Erano completamente fasciate, dalle spalle fino ai polsi, e dal sinistro fuoriusciva un tubicino che era poi collegato ad una flebo.
Le mani sembravano libere, tranne per qualche dito fratturato. Il torace si alzava e riabbassava molto, molto lentamente.
Il dolore alle costole doveva essere infernale. Era infernale, perché quel corpo era il mio. Cercavo di muovere le dita dei piedi o delle mani, ma l’unica cosa che riuscivo a fare era sentire dolore dappertutto.

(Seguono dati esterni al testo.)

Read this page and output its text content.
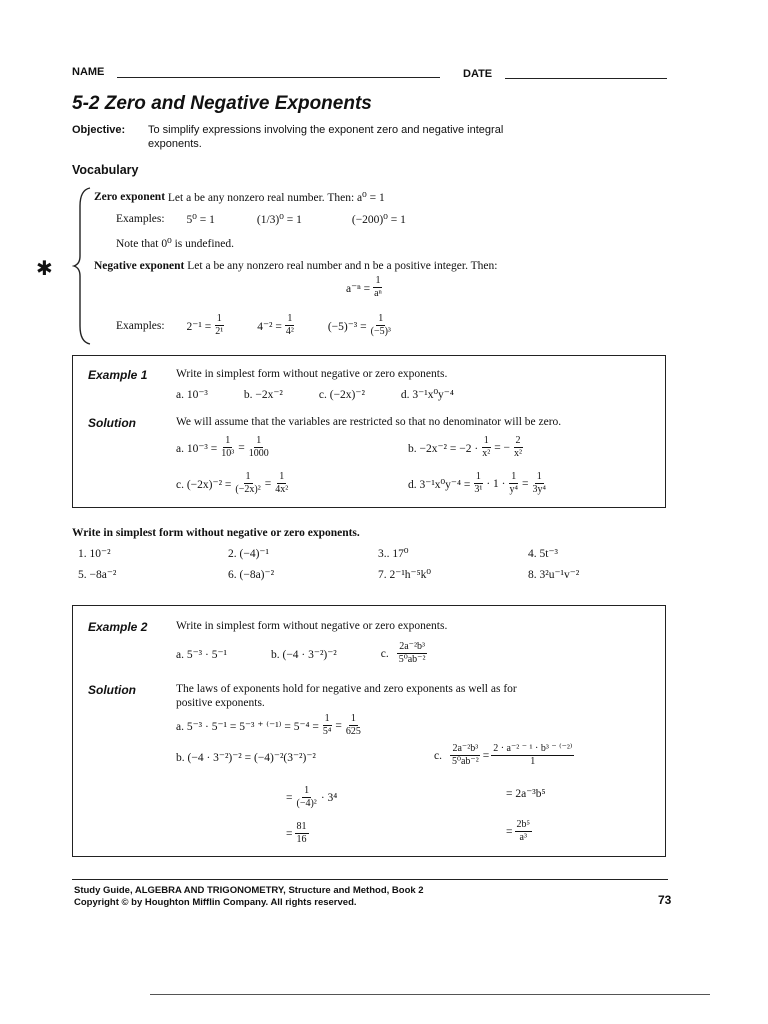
NAME	DATE
5-2 Zero and Negative Exponents
Objective: To simplify expressions involving the exponent zero and negative integral
exponents.
Vocabulary
✱
Zero exponent
Let a be any nonzero real number. Then: a⁰ = 1
Examples: 5⁰ = 1	(1/3)⁰ = 1	(−200)⁰ = 1
Note that 0⁰ is undefined.
Negative exponent
Let a be any nonzero real number and n be a positive integer. Then:
$a^{-n} = \frac{1}{\text{aⁿ}}$
Examples: $2^{-1} = \frac{1}{\text{2¹}}$	$4^{-2} = \frac{1}{\text{4²}}$	$(-5)^{-3} = \frac{1}{\text{(−5)³}}$
Example 1 Write in simplest form without negative or zero exponents.
a. 10⁻³	b. −2x⁻²	c. (−2x)⁻²	d. 3⁻¹x⁰y⁻⁴
Solution	We will assume that the variables are restricted so that no denominator will be zero.
a. $10^{-3} = \frac{1}{\text{10³}} = \frac{1}{1000}$	b. $-2x^{-2} = -2 \cdot \frac{1}{\text{x²}}$ = − $\frac{2}{\text{x²}}$
c. $(-2x)^{-2} = \frac{1}{\text{(−2x)²}} = \frac{1}{\text{4x²}}$	d. $3^{-1}x^0y^{-4} = \frac{1}{\text{3¹}} \cdot 1 \cdot \frac{1}{\text{y⁴}} = \frac{1}{\text{3y⁴}}$
Write in simplest form without negative or zero exponents.
1. 10⁻²	2. (−4)⁻¹	3.. 17⁰	4. 5t⁻³
5. −8a⁻²	6. (−8a)⁻²	7. 2⁻¹h⁻⁵k⁰	8. 3²u⁻¹v⁻²
Example 2 Write in simplest form without negative or zero exponents.
a. 5⁻³ · 5⁻¹	b. (−4 · 3⁻²)⁻²	c. $\frac{\text{2a⁻²b³}}{\text{5⁰ab⁻²}}$
Solution	The laws of exponents hold for negative and zero exponents as well as for
positive exponents.
a. 5⁻³ · 5⁻¹ = 5⁻³ ⁺ $^{(-1)} = 5^{-4} = \frac{1}{\text{5⁴}} = \frac{1}{625}$
b. (−4 · 3⁻²)⁻² = (−4)⁻²(3⁻²)⁻²
= $\frac{1}{\text{(−4)²}} \cdot 3^4$
= $\frac{81}{16}$
c. $\frac{\text{2a⁻²b³}}{\text{5⁰ab⁻²}} = \frac{\text{2 · a⁻² ⁻ ¹ · b³ ⁻ ⁽⁻²⁾}}{1}$
= 2a⁻³b⁵
= $\frac{\text{2b⁵}}{\text{a³}}$
Study Guide, ALGEBRA AND TRIGONOMETRY, Structure and Method, Book 2
Copyright © by Houghton Mifflin Company. All rights reserved.	73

Provai ad alzarmi un paio di volte, ma il risultato rimaneva sempre lo stesso: inchiodata saldamente ad un letto. Così, mi limitai a vagare ancora un po’ con lo sguardo, fino a quando non incontrai uno specchio. Esso rifletteva il volto giovane di una ragazza.
Era pallido, con sfumature di rosso sulla fronte e di viola su parte degli zigomi. Per il resto era completamente sfreggiato, con qualche graffietto rosso su parte del mento e della tempia. Una fasciatura pesante copriva il sopracciglio destro e saliva su a coprire parte dei capelli biondo cenere.
Gli occhi verdognoli erano gonfi e le palpebre erano viola. Le labbra avevano un colorito strano. Nella parte intatta erano rosee, mentre dall’altra erano completamente spaccate e piene di un rosso vivo, esattamente come il sangue. Ero messa male, davvero male.
Così male, che non riuscivo quasi a parlare. Le parole mi si smorzavano in gola lasciando uno stridulo urlo al posto delle parole che avrei voluto dire.
Non ero nemmeno certa che quel viso riflesso nello specchio fosse il mio, perché io non ricordavo nulla.
Non ricordavo quando ero arrivata lì o perché mi trovavo in una stanza d’ospedale. Non ricordavo con certezza me stessa.
Se avevo una famiglia o dove si trovava casa mia. Non ricordavo nemmeno il mio nome. Non sapevo nulla di me.
Sapevo semplicemente che il mio corpo era completamente morto e disteso su un letto bianco. Avevo tre dita fratturate.
Sicuramente qualche costola rotta e se non bastasse un viso completamente irriconoscibile con tutti quei punti, quelle fasce e quei graffi.
Sapevo semplicemente di essere un vecchio rottame buttato su uno stupido letto, rinchiusa tra quattro mura bianche, sentendosi debole e indifesa, come un uccellino sul suo nido, senza più una madre, che cercava di volare ma incapace di farlo.